Dry your body well after bathing, especially your groin area, between your toes, and under the breasts for women.

Wear sandals or other suitable footwear around swimming pools or public showers, so your feet are not in contact with possible sources of infection.

Wash and air sports shoes regularly. Alternate between two pairs if possible, AND avoid sharing shoes.

Use an antiperspirant if you perspire a lot. Ask your Life pharmacist for suggestions.

Take your pets to the vet if you think they may have fungal infections.

Brush teeth after using asthma preventer inhalers to avoid getting oral thrush.
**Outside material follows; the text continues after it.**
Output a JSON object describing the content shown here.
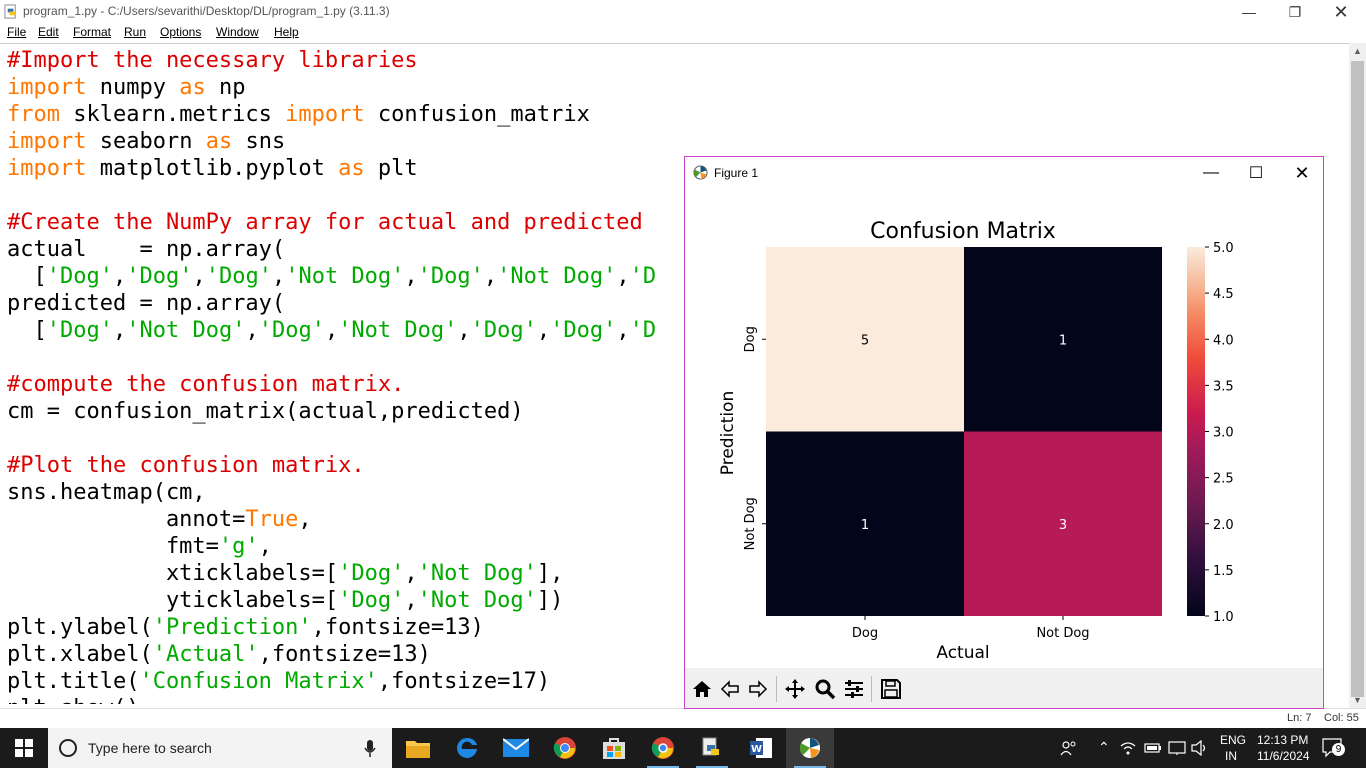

Change babies’ nappies frequently, and use a barrier cream from your Self Care pharmacist to prevent nappy rash.

When to see a doctor

If the infection does not get better even after you have used medicines In the time frame suggested by your pharmacist.

If the infection becomes very red, swollen or crusted, weeps or smells.

For very widespread cases of Tinea versicolor, or nail and scalp fungal infections, you will need to see a doctor for prescription medicines.